Conformational dynamics of charged polymers interacting with charged nanoparticles

TL;DR

This study investigates how charged nanoparticles influence the conformational dynamics of charged polymers under shear flow, revealing charge-dependent shifts in critical shear rates and new scaling relationships.

Contribution

It introduces a model showing how charged nanoparticles modify polymer behavior under shear, with new scaling laws involving nanoparticle charge and size ratios.

Findings

Charged nanoparticles alter the critical shear rate for polymer conformational transitions.

The critical zeta potential of CNP scales linearly with shear rate.

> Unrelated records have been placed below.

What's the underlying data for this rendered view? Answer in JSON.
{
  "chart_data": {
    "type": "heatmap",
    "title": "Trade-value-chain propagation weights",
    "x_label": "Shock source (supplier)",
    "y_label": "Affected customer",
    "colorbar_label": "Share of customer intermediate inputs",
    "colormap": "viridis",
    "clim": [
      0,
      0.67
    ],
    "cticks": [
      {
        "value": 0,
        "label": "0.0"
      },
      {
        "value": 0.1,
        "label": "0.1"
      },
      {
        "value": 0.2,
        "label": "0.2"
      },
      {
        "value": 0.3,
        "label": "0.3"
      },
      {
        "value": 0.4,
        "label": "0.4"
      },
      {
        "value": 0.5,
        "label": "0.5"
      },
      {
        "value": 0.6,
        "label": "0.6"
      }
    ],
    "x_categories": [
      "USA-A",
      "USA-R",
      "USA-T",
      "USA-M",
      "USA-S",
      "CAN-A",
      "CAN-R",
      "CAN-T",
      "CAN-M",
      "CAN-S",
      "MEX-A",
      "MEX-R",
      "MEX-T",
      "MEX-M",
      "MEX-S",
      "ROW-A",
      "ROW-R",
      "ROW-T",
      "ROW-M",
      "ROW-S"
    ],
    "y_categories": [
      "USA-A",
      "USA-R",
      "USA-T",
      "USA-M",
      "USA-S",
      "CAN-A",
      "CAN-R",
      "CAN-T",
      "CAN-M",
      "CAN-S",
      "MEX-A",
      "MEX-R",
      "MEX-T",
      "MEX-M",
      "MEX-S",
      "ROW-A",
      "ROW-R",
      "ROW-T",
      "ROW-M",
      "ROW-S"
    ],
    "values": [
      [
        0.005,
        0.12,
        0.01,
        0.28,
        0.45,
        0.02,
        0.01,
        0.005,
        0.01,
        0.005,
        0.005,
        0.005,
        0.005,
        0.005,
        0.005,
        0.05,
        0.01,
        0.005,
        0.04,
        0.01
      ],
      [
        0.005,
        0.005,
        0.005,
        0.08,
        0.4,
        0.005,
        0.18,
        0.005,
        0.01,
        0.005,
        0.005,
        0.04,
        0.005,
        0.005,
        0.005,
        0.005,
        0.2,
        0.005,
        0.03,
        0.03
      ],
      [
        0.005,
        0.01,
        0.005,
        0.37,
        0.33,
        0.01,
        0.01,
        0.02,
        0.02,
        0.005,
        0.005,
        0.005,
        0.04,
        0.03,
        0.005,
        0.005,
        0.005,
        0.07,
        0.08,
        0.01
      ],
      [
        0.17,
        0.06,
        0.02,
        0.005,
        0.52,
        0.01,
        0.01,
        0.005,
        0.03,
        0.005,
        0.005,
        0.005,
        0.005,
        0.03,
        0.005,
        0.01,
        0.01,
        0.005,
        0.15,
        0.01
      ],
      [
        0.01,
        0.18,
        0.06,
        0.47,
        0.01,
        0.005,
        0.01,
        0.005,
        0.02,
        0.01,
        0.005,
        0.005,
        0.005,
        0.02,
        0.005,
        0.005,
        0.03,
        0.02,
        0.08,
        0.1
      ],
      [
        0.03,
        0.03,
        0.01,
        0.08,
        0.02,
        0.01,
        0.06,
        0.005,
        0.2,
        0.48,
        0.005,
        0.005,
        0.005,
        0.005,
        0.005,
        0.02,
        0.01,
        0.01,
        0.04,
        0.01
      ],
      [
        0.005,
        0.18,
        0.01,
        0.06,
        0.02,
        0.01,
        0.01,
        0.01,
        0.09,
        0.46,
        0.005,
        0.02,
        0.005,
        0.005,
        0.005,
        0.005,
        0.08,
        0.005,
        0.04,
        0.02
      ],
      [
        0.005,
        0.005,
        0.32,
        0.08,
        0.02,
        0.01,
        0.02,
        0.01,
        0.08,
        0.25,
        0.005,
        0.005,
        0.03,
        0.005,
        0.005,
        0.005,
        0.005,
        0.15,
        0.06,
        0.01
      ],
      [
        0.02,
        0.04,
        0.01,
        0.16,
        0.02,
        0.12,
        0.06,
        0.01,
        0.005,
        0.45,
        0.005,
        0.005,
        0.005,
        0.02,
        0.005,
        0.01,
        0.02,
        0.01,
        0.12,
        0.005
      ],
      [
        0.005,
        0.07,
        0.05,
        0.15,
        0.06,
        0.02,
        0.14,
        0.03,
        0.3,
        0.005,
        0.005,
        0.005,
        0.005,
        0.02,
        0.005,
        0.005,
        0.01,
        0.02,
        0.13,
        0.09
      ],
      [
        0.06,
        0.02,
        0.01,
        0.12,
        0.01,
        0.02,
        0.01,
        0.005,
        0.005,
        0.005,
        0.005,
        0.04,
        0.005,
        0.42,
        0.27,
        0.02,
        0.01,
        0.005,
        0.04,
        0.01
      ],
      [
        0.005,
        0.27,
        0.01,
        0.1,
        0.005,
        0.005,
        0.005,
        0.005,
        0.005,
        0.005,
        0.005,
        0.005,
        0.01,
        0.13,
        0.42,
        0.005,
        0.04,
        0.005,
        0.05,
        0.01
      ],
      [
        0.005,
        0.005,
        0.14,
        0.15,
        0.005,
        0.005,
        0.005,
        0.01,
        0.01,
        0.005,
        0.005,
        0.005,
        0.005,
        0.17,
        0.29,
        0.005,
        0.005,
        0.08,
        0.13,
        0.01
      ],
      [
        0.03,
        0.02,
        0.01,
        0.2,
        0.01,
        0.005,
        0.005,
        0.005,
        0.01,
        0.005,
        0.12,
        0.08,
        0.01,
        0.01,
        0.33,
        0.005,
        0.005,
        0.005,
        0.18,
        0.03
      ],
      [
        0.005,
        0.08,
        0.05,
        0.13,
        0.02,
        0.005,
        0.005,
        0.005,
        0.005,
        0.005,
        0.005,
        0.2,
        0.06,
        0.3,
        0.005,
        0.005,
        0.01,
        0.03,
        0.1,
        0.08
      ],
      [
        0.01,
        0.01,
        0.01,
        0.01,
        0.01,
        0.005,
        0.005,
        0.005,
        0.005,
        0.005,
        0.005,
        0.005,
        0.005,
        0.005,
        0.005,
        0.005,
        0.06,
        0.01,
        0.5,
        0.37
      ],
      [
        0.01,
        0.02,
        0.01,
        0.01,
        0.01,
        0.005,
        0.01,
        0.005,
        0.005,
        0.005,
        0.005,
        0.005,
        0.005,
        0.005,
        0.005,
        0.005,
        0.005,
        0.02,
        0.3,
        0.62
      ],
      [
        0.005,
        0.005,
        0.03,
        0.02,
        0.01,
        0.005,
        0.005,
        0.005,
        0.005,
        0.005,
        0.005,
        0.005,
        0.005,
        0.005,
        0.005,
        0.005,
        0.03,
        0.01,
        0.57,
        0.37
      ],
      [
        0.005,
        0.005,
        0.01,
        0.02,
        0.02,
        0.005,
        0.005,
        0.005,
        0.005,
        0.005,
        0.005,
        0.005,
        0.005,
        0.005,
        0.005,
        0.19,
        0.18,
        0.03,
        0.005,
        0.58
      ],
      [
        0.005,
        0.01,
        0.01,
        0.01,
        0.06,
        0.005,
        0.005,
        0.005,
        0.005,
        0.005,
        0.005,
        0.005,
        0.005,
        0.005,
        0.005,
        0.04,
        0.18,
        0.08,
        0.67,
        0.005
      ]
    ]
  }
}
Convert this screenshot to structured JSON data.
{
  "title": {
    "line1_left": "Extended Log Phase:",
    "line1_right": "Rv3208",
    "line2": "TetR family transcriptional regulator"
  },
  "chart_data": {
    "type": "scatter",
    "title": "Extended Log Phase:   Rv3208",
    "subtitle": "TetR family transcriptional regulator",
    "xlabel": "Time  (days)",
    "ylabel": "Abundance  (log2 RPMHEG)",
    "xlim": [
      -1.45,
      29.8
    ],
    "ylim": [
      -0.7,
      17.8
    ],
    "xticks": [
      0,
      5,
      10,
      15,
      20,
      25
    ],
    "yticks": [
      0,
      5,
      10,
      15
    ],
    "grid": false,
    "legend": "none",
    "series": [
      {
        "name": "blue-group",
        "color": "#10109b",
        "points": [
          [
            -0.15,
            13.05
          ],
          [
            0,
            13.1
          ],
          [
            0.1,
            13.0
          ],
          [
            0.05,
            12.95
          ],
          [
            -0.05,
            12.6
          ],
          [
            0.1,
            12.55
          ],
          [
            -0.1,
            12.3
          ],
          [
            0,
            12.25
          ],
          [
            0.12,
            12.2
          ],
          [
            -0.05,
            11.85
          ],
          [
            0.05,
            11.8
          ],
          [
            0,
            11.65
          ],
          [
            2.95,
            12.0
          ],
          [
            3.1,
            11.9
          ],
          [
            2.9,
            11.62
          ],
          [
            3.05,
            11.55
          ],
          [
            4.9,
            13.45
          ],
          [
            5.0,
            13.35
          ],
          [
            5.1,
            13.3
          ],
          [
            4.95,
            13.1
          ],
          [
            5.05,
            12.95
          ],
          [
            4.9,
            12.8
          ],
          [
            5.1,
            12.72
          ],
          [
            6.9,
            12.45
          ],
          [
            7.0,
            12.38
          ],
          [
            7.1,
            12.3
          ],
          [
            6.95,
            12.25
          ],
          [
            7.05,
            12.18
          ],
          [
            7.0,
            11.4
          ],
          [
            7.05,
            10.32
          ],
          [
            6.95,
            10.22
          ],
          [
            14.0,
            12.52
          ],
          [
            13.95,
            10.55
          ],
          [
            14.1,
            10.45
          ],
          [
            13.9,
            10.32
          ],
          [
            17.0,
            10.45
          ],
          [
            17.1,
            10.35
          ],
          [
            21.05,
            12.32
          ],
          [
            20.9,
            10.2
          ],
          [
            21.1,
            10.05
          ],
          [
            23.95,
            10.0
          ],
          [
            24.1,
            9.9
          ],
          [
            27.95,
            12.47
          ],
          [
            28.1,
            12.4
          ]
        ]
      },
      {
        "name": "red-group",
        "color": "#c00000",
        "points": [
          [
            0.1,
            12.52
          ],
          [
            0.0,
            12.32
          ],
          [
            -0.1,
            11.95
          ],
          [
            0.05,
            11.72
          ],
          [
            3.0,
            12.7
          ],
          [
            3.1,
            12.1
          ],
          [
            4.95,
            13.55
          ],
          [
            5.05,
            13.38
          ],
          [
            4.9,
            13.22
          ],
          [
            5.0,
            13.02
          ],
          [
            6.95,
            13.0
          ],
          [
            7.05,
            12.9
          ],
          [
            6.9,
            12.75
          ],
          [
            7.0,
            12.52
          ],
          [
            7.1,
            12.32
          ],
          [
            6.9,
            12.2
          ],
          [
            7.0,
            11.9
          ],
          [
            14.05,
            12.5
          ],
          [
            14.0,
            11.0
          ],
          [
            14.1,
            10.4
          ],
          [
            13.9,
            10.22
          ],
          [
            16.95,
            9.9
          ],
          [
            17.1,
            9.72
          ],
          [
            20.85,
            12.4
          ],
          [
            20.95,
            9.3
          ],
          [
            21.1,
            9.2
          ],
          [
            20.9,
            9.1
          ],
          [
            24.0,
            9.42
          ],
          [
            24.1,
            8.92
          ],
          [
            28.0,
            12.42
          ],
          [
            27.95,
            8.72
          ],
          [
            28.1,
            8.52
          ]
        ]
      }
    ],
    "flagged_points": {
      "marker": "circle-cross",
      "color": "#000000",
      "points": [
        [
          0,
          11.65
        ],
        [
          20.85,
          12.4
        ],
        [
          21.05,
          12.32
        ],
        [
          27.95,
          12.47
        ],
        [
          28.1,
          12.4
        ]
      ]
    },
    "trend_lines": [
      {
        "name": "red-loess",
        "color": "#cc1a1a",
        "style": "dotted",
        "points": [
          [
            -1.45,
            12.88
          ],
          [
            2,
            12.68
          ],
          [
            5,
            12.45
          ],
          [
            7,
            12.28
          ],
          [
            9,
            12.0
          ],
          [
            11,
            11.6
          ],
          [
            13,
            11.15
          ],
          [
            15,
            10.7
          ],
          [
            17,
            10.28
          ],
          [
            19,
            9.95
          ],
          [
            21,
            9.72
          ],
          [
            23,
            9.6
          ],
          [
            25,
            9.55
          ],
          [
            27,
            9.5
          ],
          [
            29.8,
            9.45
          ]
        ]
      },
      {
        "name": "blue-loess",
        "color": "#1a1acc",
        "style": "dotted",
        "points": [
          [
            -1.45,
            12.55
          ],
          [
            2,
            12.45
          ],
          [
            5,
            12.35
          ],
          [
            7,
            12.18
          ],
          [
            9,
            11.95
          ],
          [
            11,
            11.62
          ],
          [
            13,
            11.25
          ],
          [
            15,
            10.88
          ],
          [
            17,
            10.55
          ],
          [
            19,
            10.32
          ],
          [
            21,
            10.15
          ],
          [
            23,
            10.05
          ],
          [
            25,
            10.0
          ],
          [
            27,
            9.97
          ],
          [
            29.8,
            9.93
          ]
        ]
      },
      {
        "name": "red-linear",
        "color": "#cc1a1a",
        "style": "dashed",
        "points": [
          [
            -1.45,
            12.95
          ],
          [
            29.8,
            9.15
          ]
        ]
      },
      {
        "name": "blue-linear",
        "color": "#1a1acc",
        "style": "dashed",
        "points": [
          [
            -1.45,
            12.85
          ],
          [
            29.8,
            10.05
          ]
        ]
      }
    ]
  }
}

The critical zeta potential scales cubically with the size ratio of CNP-polymer composite.

Abstract

The transition from globular to elongated states of biopolymers in shear flow occurs at a distinct critical shear rate, $\dot{\gamma }^{*}$. The magnitude of $\dot{\gamma }^{*}$ depends on the internal potential and the polymer length. For example, the critical shear is much larger for von Willebrand Factor (vWF) compared to DNA. Furthermore, it is shown through computational analysis of vWF (model-vWF) that $\dot{\gamma }^{*}\sim N^{1/3}$, where N is the number of dimeric units in the vWF. In this study, we show that in the presence of charged nanoparticles (CNP) and polymer, the critical shear rate scales differently depending on the polymer length and the charge-strength of the CNP. It is shown that CNP alter the conformational dynamics of polymers under shear flow when the polymer beads have an opposite charge. The introduction of CNP shifts the critical shear rate and alters the scaling. Furthermore, it is shown that the critical zeta potential of CNP, $\zeta^{*}$, scales linearly with shear rate, and scales cubically with ratio $\beta$ between final CNP-polymer composite size and original polymer size, that is $\zeta^{*}\sim \dot{\gamma }\beta ^{-3}$.